Couplehood from widowhood

November 16, 2018

DL8395 to Los Angeles

 


Carol's first live hockey game...a portent of things to come, poor girl

Carol’s first live hockey game…a portent of things to come, poor girl

   If three weeks in Europe on twelve trains to seven French cities with me didn’t reveal to Carol why she should hit LAX running and just keep running, I should probably conclude we’re a good match. There would be precedent. After all, I’d spent five years with Carolyn fully expecting to hear her crying out in a dream, “the horror, the horror!” That never happened, so I guess I should feel pretty good about Carol and I as a couple. I do, but it’s not because I at all believe I bring any special gifts or skills to any relationship, let alone this one. The grounds for success, I truly believe, were, as they say, pre-existing conditions for Carol and I to become a team.


She really had no idea...

She really had no idea…

   First, we were both widowed at more or less the same time, and by the time Carol and I met, almost a year had passed since our spouses had. We were in the same places emotionally: Carol was not looking for a relationship, and I was convinced no sensible, resilient, self-sufficient or simply balanced woman would be looking for the likes of me. That Carol chose to see me as the light at the end of the tunnel instead of the 12:15 to Bordeaux that I was is truly a miracle of modern rail travel. But we’ve both believed our mutual widowhood is what put us both on the right track. (And I promise that’s the end of the train analogies.)


"I have no idea where I'm going; I just wish he did."

“I have no idea where I’m going; I just wish he did.”

   Widows share an experience of loss, sorrow, emptiness and, yes, loneliness that the lifelong single or the divorced don’t.
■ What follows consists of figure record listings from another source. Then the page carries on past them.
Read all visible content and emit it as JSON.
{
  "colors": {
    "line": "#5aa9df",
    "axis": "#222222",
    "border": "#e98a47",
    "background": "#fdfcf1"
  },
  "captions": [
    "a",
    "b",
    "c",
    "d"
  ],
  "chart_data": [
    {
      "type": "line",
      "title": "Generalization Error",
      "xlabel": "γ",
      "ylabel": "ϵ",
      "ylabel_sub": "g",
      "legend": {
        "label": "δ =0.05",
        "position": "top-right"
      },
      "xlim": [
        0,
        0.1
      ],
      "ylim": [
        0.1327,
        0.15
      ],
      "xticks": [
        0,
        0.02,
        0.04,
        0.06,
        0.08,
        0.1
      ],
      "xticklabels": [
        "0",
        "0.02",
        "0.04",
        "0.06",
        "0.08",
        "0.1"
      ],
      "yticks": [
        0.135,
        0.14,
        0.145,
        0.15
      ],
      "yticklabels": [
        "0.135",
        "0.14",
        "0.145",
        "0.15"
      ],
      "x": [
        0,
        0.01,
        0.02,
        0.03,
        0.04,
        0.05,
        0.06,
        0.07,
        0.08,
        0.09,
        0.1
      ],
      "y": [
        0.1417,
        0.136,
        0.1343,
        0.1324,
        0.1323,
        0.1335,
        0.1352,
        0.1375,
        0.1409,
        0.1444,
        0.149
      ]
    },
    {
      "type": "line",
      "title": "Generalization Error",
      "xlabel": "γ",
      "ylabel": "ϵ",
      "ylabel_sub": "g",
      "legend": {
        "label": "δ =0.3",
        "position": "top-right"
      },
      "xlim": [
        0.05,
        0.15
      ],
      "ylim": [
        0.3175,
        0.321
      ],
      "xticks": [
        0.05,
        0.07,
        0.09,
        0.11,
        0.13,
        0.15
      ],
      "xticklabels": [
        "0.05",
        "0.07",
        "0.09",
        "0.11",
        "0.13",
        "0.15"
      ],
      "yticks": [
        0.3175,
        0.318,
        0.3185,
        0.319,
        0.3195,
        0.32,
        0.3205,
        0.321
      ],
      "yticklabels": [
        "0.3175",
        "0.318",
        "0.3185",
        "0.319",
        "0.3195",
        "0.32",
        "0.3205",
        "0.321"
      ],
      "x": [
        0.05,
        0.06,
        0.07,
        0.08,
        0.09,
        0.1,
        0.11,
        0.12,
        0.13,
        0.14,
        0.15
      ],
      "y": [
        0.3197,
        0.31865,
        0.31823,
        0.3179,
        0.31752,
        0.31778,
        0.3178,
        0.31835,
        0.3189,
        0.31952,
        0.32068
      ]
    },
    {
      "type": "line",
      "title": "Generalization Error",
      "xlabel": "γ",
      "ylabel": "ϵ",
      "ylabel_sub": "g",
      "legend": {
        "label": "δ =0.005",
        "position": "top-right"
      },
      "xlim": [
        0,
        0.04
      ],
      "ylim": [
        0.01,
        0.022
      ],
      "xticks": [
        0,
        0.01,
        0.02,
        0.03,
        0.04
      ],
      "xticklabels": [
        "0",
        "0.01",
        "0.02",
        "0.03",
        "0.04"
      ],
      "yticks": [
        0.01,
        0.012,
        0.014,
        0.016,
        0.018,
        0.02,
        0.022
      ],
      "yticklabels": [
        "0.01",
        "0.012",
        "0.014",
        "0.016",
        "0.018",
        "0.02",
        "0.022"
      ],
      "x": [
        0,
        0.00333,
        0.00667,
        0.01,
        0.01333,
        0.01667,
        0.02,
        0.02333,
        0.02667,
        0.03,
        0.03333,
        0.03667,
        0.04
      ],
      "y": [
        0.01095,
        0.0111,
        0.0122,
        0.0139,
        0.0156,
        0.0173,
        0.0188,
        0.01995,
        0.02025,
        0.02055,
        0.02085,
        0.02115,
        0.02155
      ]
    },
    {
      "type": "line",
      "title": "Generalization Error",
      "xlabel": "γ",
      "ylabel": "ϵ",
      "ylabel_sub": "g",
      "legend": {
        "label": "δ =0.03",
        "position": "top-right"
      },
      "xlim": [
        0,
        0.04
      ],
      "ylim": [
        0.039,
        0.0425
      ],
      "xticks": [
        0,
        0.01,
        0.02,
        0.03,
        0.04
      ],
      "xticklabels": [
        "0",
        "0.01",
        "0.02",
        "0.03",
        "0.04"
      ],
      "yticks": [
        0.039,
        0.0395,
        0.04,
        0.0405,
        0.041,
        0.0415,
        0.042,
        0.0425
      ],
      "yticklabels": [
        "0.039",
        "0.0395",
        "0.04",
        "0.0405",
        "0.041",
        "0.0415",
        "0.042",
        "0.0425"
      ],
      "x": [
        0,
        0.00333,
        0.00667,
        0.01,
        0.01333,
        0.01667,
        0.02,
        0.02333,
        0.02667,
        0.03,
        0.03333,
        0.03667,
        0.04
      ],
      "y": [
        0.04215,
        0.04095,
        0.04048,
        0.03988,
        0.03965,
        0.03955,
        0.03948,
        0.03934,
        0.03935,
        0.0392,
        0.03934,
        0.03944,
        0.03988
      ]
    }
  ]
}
And that experience is the fragility and suddenness with which life can be wrenched from moorings of happiness and contentment without warning or a moment’s preparation. Like a near death experience but not really, the healthy road back from spousal loss is bolstered by a conviction that nothing in life is guaranteed, so live each moment of it as the fortunate and precious gift it is, no matter how small or slim that moment in life might be. In Carol’s case that meant valuing her life in such in such a way that considering my presence in it as something that couldn’t possibly be as bad as it might seem at first glance.

   Even as the evidence continued to mount that that might not be the case (I’m talking here specifically here of a clinical addiction to televised sports, Seinfeld, Monty Python, The Three Stooges, the early Woody Allen movies, MSNBC, books that don’t lend themselves to book club selections like The Rise and Fall of the Third Reich, A People’s History of the United States and A Taste for Intrigue: The Multiple Lives of Francois Mitterand, and someone whose idea of a social night on the town is a solo trip to the library), Carol was at least able to measure me against widowhood and evidently conclude the two experiences were a wash.


Strangers on the shore no more

Strangers on the shore no more

   Against the backdrop of widowhood, her experiences with me hopping on and off trains, schlepping up darkened, suspicious streets to hotels that in one case required her to stack all our luggage against the door for added security, and all for a sightseeing itinerary that consisted primarily of walking down nondescript streets until finally, accidentally stumbling upon something that looked interesting, Carol remained bemused throughout our trip at how interesting the unexamined life could still turn out to be worth living.

   We’re considering a trip through the Australian outback next.